Penelitian yang juga melibatkan para peneliti dari Fakultas Kedokteran, Fakultas Psikologi, dan Klinik Kesehatan Unpad dilakukan dengan menyebar ke tiga kelompok profesi yang sudah dipetakan yakni, 1.465 mahasiswa, 563 tenaga kesehatan, dan 98 wartawan dari berbagai wilayah di Indonesia berhasil terjaring dalam penelitian ini.

Lantas, siapa yang paling mengalami gejala depresi?

Seperti dikutip dari situs unpad.ac.id pada Rabu, 22 Juli 2020, penelitian ini menggunakan instrumen Center for Epidemiologic Studies Depression Scale (CESD)-10 dengan 10 item pertanyaan seputar kondisi psikis responden.

Hasilnya, di urutan teratas justru ditempati mahasiswa, wartawan, dan yang paling bontot adalah tenaga kesehatan.

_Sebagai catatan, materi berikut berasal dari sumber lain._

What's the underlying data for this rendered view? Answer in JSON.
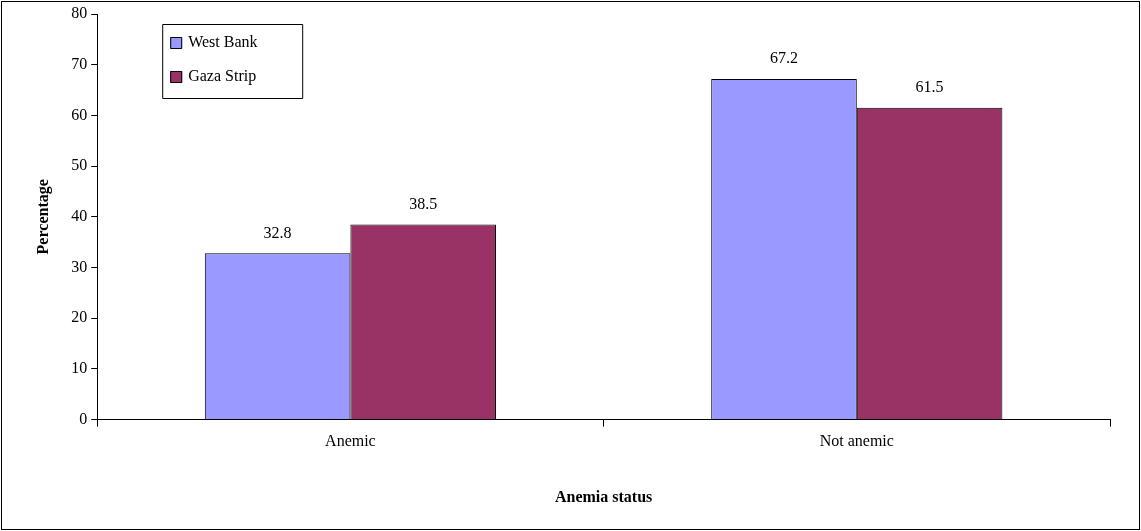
{
  "chart_data": {
    "type": "bar",
    "xlabel": "Anemia status",
    "ylabel": "Percentage",
    "categories": [
      "Anemic",
      "Not anemic"
    ],
    "series": [
      {
        "name": "West Bank",
        "color": "#9999ff",
        "values": [
          32.8,
          67.2
        ]
      },
      {
        "name": "Gaza Strip",
        "color": "#993366",
        "values": [
          38.5,
          61.5
        ]
      }
    ],
    "ylim": [
      0,
      80
    ],
    "yticks": [
      0,
      10,
      20,
      30,
      40,
      50,
      60,
      70,
      80
    ],
    "grid": false,
    "legend": "top left",
    "data_labels": true
  }
}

Kok bisa? Berikut penjelasnnya yang dilansir dari Liputan6.com: 

2 dari 4 halaman

Mahasiswa Rentan Alami Gejala Depresi

Ilustrasi Mahasiswa

Dari hasil penelitian diperoleh sebanyak 51,16 persen mahasiswa merasa pesimistis, 42,98 persen merasa khawatir terhadap pandemi COVID-19, dan hampir 60 persen merasa media sosial mengakibatkan kecemasan.

Menurut Adiatma, gejala depresif pada mahasiswa terjadi karena adanya pembatasan fisik serta didorong sikap khawatir dan pesimitis.

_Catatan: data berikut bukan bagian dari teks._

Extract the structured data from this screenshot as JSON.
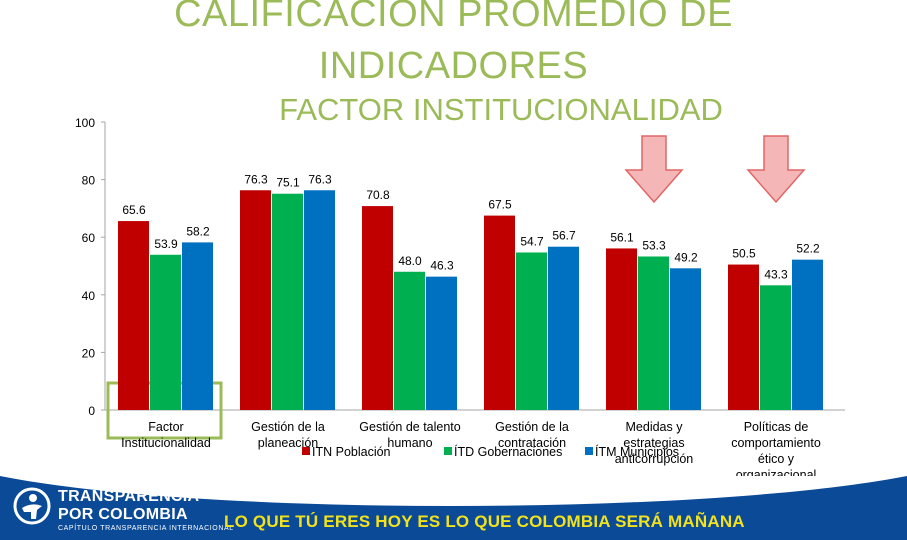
{
  "header": {
    "title_line1": "CALIFICACIÓN PROMEDIO DE",
    "title_line2": "INDICADORES",
    "subtitle": "FACTOR INSTITUCIONALIDAD"
  },
  "chart_data": {
    "type": "bar",
    "title": "CALIFICACIÓN PROMEDIO DE INDICADORES",
    "subtitle": "FACTOR INSTITUCIONALIDAD",
    "categories": [
      [
        "Factor",
        "Institucionalidad"
      ],
      [
        "Gestión de la",
        "planeación"
      ],
      [
        "Gestión de talento",
        "humano"
      ],
      [
        "Gestión de la",
        "contratación"
      ],
      [
        "Medidas y",
        "estrategias",
        "anticorrupción"
      ],
      [
        "Políticas de",
        "comportamiento",
        "ético y",
        "organizacional"
      ]
    ],
    "series": [
      {
        "name": "ITN Población",
        "color": "#c00000",
        "values": [
          65.6,
          76.3,
          70.8,
          67.5,
          56.1,
          50.5
        ]
      },
      {
        "name": "ÍTD Gobernaciones",
        "color": "#00b050",
        "values": [
          53.9,
          75.1,
          48.0,
          54.7,
          53.3,
          43.3
        ]
      },
      {
        "name": "ÍTM Municipios",
        "color": "#0070c0",
        "values": [
          58.2,
          76.3,
          46.3,
          56.7,
          49.2,
          52.2
        ]
      }
    ],
    "value_labels": [
      [
        "65.6",
        "53.9",
        "58.2"
      ],
      [
        "76.3",
        "75.1",
        "76.3"
      ],
      [
        "70.8",
        "48.0",
        "46.3"
      ],
      [
        "67.5",
        "54.7",
        "56.7"
      ],
      [
        "56.1",
        "53.3",
        "49.2"
      ],
      [
        "50.5",
        "43.3",
        "52.2"
      ]
    ],
    "y_ticks": [
      "0",
      "20",
      "40",
      "60",
      "80",
      "100"
    ],
    "ylim": [
      0,
      100
    ],
    "grid": false,
    "legend_position": "bottom",
    "highlight_category_index": 0,
    "highlight_color": "#9bbb59",
    "arrow_category_indices": [
      4,
      5
    ],
    "arrow_color": "#f4b6b6"
  },
  "footer": {
    "background": "#0a4a97",
    "brand_line1": "TRANSPARENCIA",
    "brand_line2": "POR COLOMBIA",
    "brand_line3": "CAPÍTULO TRANSPARENCIA INTERNACIONAL",
    "slogan": "LO QUE TÚ ERES HOY ES LO QUE COLOMBIA SERÁ MAÑANA",
    "slogan_color": "#f2e21b"
  }
}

Walaupun dalam praktiknya, penerapan pembatasan sosial dan pembatasan fisik kurang mereka lakukan, padahal mereka sudah cukup paham.

" Sangat bisa dimengerti, karena mahasiswa masih energetik dan sering berekspresi di luar tempat tinggalnya," kata Adiatma.

3 dari 4 halaman

Wartawan Tempati Posisi Ke-2

Ilustrasi Wartawan

Di posisi ke-2 adalah wartawan. Pada kelompok orang yang pekerjaannya mencari dan menyusun berita diketahui presentase gejala depresif sebanyak 45,92 persen.

Dari angka sebesar itu, wartawan yang masih keluar rumah, apalagi meliput ke zona merah, memiliki gejala depresif lebih besar.

Menurut Adiatma, ada sejumlah faktor yang menyebabkan munculnya gejala depresif pada wartawan, selain karena harus keluar rumah.

Dia, menjelaskan, faktor ini berbeda dengan yang muncul pada mahasiswa. Salah satu faktornya mengenai status kepegawaian mereka.

“ Orang sebagai wartawan tetap jauh lebih aman ketimbang wartawan tidak tetap atau kontributor, dari sisi finansial. Hal ini yang menjadi salah satu kemungkinan munculnya gejala depresif pada wartawan,” katanya.

4 dari 4 halaman

Tenaga Medis

Ilustrasi Tenaga Medis

Siapa sangka jika hasil dari penelitian tersebut memerlihatkan, tenaga kesehatan memiliki gejala depresif lebih rendah ketimbang mahasiswa dan wartawan, yaitu hanya 28 persen.

Adiatma, menduga, rendahnya presentase ini karena tenaga kesehatan dalam praktiknya lebih siap menghadapi situasi seperti pandemi Covid-19

Dari hasil dijabarkan, tenaga kesehatan yang pernah kontak langsung atau menanganani pasien terkonfirmasi positif Corona memiliki peluang 1,84 kali mengalami gejala depresif.

" Sebagai profesi yang berada di garda depan penanganan Covid-19, kemungkinan mengalami gejala depresif terhadap tenaga kesehatan cukup tinggi," ujarnya.